For several years, eHarmony ran its Hadoop operations in the cloud, which provided flexibility and scalability. But as its operations continued to grow, the company evaluated other options, including SeaMicro. eHarmony was able to purchase the SeaMicro SM10000 in a configuration that enabled its Hadoop application to complete its run in the same time four-hour time frame it had been taking in the cloud.
eHarmony said the switch reduced its reduced its operating expenses by "tens of thousands of dollars a month," and its total cost of ownership (TCO) by 74 percent.
Network Fabric Key to Design
SeaMicro's server architecture combines low-power CPUs, compact motherboards and an interconnection and switching fabric. This approach allows SeaMicro to pack 512 Atom CPUs into a 10U form factor chassis, which uses about 2.5 kilowatts of power. The network fabric that links the 512 CPUs in the SM10000 can support Ethernet, Fibre Channel and data center Ethernet.
SeaMicro gear isn't appropriate for every workload or application, but has performed well in delivering web traffic (including the Firefox 4 launch for Mozilla) and analytics.
"Hadoop is an ideal application for SeaMicro," says Anil Rao, vice president of product management, SeaMicro. "We have been able to show Hadoop users how to improve their time-to-job completion while reducing their power consumption, space consumption and slashing operating expense. It is very exciting to be able to demonstrate such significant savings for an industry leader like eHarmony."

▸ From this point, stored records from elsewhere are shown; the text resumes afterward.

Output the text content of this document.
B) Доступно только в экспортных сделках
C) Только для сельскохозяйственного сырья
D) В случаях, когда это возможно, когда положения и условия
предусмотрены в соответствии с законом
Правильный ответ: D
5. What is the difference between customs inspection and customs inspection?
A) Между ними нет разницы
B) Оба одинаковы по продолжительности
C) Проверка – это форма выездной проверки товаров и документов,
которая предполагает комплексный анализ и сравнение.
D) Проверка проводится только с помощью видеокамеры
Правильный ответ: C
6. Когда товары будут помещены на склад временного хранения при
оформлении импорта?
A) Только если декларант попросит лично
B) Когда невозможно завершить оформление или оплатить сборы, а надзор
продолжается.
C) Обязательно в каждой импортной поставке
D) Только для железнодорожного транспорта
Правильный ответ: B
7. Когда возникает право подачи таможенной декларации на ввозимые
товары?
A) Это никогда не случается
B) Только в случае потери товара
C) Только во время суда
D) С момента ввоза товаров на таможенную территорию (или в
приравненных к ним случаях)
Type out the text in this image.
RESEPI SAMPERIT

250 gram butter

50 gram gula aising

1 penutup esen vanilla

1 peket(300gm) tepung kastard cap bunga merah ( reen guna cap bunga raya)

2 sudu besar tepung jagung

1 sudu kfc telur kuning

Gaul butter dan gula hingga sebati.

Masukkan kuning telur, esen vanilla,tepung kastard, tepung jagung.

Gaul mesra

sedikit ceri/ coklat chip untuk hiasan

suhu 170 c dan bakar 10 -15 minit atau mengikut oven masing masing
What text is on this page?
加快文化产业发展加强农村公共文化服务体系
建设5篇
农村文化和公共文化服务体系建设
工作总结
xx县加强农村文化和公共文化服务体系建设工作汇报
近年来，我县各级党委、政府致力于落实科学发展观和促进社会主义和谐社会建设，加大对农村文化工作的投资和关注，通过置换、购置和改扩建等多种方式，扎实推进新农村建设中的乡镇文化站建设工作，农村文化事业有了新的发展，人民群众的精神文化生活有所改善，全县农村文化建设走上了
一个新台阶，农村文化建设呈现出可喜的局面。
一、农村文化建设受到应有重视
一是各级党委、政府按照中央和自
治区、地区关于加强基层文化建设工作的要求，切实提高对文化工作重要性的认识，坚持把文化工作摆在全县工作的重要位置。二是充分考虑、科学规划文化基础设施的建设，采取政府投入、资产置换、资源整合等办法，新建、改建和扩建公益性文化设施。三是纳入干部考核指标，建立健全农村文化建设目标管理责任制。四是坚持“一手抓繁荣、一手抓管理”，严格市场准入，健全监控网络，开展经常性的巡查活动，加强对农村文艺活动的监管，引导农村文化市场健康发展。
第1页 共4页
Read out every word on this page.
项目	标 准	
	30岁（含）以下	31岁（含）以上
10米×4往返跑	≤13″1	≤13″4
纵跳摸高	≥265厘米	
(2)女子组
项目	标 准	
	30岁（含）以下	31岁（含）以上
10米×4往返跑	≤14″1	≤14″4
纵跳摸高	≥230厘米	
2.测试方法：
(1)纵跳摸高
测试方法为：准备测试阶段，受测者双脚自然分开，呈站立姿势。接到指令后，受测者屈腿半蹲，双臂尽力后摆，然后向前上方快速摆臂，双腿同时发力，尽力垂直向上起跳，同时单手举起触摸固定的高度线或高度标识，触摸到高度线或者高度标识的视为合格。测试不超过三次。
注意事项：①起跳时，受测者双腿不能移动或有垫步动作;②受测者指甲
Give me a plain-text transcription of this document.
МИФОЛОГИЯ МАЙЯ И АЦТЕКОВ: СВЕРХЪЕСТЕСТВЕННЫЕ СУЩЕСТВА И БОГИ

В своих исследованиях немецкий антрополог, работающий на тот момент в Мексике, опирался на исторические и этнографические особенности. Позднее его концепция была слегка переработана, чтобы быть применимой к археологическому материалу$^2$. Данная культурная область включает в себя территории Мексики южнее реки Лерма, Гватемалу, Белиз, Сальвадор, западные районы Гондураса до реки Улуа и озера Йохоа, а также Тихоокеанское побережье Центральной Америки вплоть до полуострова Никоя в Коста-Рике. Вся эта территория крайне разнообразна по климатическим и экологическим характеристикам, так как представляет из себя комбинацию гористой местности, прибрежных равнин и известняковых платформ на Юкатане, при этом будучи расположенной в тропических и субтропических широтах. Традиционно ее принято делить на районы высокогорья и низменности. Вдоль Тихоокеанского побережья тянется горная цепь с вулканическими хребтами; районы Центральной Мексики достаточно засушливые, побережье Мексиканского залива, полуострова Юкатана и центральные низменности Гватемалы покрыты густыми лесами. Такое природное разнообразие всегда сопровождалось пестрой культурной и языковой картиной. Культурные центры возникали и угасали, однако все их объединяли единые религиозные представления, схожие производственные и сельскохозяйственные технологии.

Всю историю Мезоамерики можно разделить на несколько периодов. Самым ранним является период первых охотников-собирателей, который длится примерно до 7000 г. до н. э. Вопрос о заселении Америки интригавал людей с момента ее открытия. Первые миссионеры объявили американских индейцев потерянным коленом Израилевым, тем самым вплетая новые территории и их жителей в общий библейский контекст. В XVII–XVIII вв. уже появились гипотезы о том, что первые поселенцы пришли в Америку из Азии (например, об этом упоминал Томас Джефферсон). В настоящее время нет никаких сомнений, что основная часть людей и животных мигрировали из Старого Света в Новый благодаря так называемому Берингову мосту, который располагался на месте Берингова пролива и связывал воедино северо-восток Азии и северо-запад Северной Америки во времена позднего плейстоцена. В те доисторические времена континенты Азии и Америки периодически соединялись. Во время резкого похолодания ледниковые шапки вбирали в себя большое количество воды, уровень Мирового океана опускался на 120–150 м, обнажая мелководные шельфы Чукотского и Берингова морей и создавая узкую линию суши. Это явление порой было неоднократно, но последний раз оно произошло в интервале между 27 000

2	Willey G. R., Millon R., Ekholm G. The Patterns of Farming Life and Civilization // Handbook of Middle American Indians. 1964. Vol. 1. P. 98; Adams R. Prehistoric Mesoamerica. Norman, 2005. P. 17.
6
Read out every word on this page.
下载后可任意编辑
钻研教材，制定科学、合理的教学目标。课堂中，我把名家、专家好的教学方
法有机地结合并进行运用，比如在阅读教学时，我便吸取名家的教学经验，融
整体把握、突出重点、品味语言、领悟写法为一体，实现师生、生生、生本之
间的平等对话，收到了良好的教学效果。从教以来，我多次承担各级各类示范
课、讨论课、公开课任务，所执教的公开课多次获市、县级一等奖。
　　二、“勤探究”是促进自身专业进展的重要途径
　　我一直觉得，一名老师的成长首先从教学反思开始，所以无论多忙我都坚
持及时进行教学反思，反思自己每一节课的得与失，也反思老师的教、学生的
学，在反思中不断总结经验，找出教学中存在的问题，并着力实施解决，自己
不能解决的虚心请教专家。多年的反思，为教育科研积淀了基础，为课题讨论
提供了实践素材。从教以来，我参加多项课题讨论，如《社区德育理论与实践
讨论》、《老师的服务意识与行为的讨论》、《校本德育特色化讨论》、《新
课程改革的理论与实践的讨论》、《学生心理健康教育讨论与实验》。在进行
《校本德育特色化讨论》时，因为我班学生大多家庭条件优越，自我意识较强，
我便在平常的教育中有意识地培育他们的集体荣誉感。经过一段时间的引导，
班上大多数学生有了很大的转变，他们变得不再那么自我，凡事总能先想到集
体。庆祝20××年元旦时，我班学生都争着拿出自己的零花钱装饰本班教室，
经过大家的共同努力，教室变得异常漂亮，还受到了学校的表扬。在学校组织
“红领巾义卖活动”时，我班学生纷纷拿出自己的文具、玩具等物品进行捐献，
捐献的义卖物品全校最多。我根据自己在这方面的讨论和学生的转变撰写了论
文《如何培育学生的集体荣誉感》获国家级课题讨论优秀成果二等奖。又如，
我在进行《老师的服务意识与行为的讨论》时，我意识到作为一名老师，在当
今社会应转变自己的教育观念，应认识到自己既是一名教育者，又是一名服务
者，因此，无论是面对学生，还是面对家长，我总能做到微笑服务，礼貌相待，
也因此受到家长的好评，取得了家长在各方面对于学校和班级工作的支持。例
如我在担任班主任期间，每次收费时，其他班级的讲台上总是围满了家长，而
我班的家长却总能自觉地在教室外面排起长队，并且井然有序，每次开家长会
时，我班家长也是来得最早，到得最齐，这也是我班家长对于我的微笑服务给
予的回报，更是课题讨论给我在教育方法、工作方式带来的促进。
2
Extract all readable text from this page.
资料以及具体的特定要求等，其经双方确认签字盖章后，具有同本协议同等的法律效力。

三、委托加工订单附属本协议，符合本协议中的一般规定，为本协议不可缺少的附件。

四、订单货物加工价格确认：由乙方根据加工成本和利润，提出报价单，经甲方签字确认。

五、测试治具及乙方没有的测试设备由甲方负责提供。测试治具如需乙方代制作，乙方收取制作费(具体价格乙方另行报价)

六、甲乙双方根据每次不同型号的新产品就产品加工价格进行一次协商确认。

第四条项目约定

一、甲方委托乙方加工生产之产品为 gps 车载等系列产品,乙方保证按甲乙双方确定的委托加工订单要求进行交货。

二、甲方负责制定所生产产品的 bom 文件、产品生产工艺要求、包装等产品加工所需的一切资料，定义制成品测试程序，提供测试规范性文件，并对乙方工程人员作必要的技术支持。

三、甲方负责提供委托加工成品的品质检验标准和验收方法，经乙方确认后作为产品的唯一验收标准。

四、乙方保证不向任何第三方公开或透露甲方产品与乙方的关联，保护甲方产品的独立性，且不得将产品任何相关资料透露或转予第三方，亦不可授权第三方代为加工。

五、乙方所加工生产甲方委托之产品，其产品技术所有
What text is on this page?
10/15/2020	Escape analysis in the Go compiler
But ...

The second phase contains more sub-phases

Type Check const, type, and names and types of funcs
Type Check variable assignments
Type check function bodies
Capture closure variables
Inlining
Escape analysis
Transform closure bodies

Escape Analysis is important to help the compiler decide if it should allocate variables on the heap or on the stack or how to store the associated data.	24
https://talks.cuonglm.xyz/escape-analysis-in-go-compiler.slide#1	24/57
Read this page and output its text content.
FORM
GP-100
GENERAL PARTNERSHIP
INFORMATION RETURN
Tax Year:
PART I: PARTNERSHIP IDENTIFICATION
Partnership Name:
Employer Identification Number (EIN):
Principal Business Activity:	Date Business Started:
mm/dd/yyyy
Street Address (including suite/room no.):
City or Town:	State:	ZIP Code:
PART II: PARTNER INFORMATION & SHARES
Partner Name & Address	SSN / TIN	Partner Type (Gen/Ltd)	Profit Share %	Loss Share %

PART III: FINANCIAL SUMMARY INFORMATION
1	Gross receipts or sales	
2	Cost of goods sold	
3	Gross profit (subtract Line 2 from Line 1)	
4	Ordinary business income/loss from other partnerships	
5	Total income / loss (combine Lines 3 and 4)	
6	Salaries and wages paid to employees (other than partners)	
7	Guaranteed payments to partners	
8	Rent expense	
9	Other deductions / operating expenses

eHarmony's Twomey said the shift to SeaMicro provided a number of operational advantages beyond the immediate cost and power savings.
One was predictability. In eHarmony's cloud environment, the amount of time it took Hadoop to complete the run varied, which the company attributed to the cloud, computing power and network bandwidth are shared among customers competing for resources. Over time, that made it increasingly difficult due to predict when the matching data could be delivered to other parts of the organization. Running SeaMicro in a dedicated environment allowed the operations team to meet its timetables and offer SLA’s to other units within the company.
The switch also eliminated data upload charges from cloud providers, and reduced data retrieval latency between its Hadoop and memcached applications by running both in the same SeaMicro system.
SeaMicro "delivered our Hadoop work more reliably, impressed our colleagues with an internal SLA, and had more compute time available to refine and improve our methodologies," said Twomey.